Kapalı redüksiyon sonrası TEN ile intramedüller kırık
tespitinin açık redüksiyon yapılanlara göre en büyük
dezavantajı cerrahi sürenin uzunluğu ve floroskopik
radyasyon maruziyetinin fazla olmasıdır. Bununda en
önemli sebebi kırık redüksiyonun kapalı olarak sağlanmasındaki
zorluklardır. Bu yüzden kırık hattı üzerinden
mini bir insizyonla yapılan “blind-hand” tekniği
kapalı redüksiyonun elde edilmesinin güç olduğu vakalarda
kullanılabilir. Yapılan çalışmalarda bu tekniğin
hem cerrahi süreyi, hem de floroskopik radyasyon
maruziyeti süresini azalttığı bildirilmiştir. Böylece
alınan radyasyon dozu anlamlı ölçüde azalmaktadır 8,9,19,20. Altay ve ark.’ı 8 yaptıkları çalışmada
kapalı ve mini-açık redüksiyon sonrası TEN ile intramedüller
kırık tespiti yaptıkları gruplar arasında cerrahi
süre ve radyasyon maruziyeti açısından istatistiksel
olarak anlamlı fark olduğunu bildirmişlerdir. Komplikasyon
oranı ve kaynama zamanı açısından ise gruplar
arasında anlamlı bir farklılık olmadığını belirtmişlerdir.

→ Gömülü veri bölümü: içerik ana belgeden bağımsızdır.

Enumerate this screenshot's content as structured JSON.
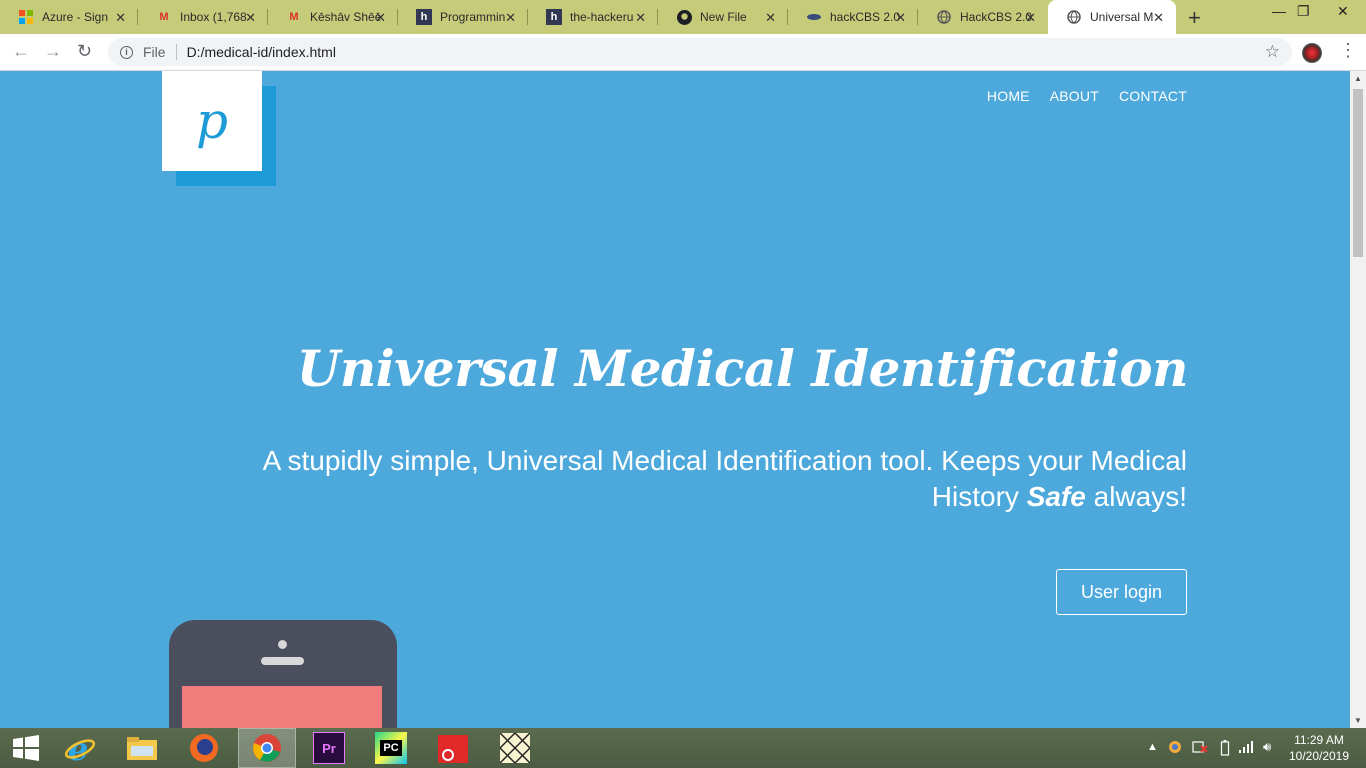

Bizim çalışmamızda da, kapalı redüksiyon ve mini-açık
yapılan redüksiyon arasında cerrahi süre ve floroskopi
maruziyeti açısından istatistiksel olarak anlamlı olarak
fark gözlendi. Mini-açık teknikte cerrahi süre ve radyasyon
maruziyet daha az olmasına rağmen, hastanede
kalış süresi kapalı redüksiyon gruba göre daha fazla
gözlendi. Kaynama zamanı, alçıda kalma süresi, yük
verme, açılanma, uzunluk farkı ve TEN skoru açısından
gruplar arasında farklılık gözlenmedi.
Sonuç olarak, çocuk femur cisim kırıklarının tedavisinde
titanyum elastik nail kullanılarak yapılan intramedüller
kırık tespiti 6-12 yaş arasındaki hastalar için
etkili ve güvenilir bir yöntemdir. Operasyon sırasında
kapalı redüksiyon sağlanamadığı durumlarda hem
cerrahi ekibin radyasyon maruziyetini, hemde cerrahi
süreyi azaltmak için mini-açık cerrahi yaklaşım komplikasyonu
olmayan basit, güvenilir ve kapalı tekniğe
benzer sonuçları olan bir yöntemdir.